Pregnant women are told to ‘stay home as long as possible’, which means travelling during the intensity of labour which is not safe, comfortable or without risk. They are not encouraged to prepare for a fast birth, and beyond calling an ambulance are given no instructions.
Most people do not consider the unassisted scenario in their birth preparations, particularly if it is their first pregnancy. There are many advantages for including a ‘fast birth pathway’ as part of the Birth Cartography process.
Often times birth progresses more quickly than anticipated, even when only a few minutes from a maternity hospital. If a fast birth has not been considered, this usually means panic stations; ambulances are called or a mad dash is attempted, and shock (for mother and attendant) is a very real possibility. This puts the mother and baby at unnecessary risk.
Taking some time during pregnancy to understand and be prepared for a fast birth means that if it does happen, it is more likely to be a calm and simple process. Having a multi-layer birth plan prepares you for several scenarios. These multi-layer plans are call Birth Maps.
A Birth Map does not get thrown out. This is a carefully considered ‘plan’, which includes contingencies for scenarios such as the roadside birth. This way, no matter what, you are still birthing according to your plan. Informed Decisions are made in advance, not in the spur of the moment, on the fly or under duress. If you don’t need to use your contingency – FANTASTIC. It is Your Birth, Your Way, No Matter What.
2 thoughts on “Baby born on side of road. Birth Plan thrown out.”
Reblogged this on Sprout and About and commented:
Every time I read about a baby born by the side of the road I am reminded of the necessity of birth planning – plan for all contingencies!

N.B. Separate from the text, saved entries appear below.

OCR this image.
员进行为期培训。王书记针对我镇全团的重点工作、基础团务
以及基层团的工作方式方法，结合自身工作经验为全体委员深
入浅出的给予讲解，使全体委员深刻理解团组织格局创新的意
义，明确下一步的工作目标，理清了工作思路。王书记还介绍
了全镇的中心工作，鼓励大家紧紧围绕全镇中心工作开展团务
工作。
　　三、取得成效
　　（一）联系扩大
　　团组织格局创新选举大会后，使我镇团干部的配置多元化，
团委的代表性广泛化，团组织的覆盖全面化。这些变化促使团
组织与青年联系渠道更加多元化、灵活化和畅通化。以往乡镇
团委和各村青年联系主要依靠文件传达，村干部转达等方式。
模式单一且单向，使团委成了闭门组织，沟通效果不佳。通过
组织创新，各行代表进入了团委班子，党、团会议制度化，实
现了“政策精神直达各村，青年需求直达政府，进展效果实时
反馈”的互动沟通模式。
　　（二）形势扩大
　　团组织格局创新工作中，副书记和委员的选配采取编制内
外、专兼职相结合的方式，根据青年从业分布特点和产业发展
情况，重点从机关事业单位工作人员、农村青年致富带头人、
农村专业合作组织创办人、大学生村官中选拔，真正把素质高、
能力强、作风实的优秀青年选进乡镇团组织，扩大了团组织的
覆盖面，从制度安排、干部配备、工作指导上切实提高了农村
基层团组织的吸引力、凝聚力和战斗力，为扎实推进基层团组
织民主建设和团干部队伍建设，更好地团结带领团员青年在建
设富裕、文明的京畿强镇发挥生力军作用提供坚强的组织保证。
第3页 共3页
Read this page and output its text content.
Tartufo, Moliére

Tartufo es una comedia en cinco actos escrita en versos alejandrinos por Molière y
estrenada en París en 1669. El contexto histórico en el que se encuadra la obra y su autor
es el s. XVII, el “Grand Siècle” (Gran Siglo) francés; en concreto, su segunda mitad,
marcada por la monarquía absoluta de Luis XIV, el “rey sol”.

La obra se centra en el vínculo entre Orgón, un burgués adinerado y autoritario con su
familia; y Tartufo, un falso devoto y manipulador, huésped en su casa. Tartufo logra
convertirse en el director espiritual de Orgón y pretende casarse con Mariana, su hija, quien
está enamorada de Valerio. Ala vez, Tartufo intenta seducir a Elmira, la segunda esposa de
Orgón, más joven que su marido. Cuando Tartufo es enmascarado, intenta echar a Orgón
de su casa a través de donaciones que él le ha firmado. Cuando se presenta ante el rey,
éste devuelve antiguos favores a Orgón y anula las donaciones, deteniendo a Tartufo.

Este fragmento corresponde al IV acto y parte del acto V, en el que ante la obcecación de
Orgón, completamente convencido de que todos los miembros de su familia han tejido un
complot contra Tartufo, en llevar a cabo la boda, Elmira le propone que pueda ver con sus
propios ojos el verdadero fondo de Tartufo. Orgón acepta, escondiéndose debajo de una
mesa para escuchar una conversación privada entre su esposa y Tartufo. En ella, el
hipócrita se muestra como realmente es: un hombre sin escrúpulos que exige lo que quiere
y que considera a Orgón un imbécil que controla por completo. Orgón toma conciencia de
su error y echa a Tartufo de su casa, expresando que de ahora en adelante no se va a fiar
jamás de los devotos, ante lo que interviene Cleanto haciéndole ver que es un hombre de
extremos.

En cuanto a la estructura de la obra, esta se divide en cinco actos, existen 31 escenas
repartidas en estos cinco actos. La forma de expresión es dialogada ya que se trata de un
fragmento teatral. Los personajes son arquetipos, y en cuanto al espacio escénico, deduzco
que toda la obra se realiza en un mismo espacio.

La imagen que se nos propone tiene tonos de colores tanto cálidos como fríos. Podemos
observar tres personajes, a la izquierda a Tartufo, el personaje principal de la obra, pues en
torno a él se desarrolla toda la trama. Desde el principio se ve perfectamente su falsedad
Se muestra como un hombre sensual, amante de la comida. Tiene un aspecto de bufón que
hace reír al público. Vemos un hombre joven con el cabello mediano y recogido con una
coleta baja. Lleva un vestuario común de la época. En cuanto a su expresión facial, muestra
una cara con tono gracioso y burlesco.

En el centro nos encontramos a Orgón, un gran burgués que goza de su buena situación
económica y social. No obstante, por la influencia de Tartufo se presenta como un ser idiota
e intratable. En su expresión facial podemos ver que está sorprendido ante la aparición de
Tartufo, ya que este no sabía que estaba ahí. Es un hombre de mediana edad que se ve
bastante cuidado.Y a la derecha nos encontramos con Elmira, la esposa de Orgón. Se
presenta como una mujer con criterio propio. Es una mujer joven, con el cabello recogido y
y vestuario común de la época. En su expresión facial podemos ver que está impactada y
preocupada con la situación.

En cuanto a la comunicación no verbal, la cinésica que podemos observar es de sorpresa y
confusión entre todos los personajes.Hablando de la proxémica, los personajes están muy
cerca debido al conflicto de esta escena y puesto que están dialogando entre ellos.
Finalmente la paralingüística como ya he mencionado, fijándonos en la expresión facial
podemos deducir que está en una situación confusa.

I updated this post, and then realised there were pending comments. Some of those comments were no longer relevant with the update, so I didn’t approve them. One stood out because it was very defensive (the original post referred to a particular story, and even though it was only used as an example the author of the comment felt I was being critical of the mother) and ended with “good on you, guess we can’t call be as clever as you for planning a fast birth’. I found this comment sad…because you can be that clever in the future, and you can help others to be that clever. Hindsight! We hear stories like this so often that the University of Western Sydney did a study: http://bmjopen.bmj.com/content/8/3/e019328
The media coming out of this story, written and spoken by Prof Hannah Dahlen, included details on how to prepare for a ‘Birth Before Arrival’. It is not about being clever – it is about being practical. We owe it to future parents to give them this preparation.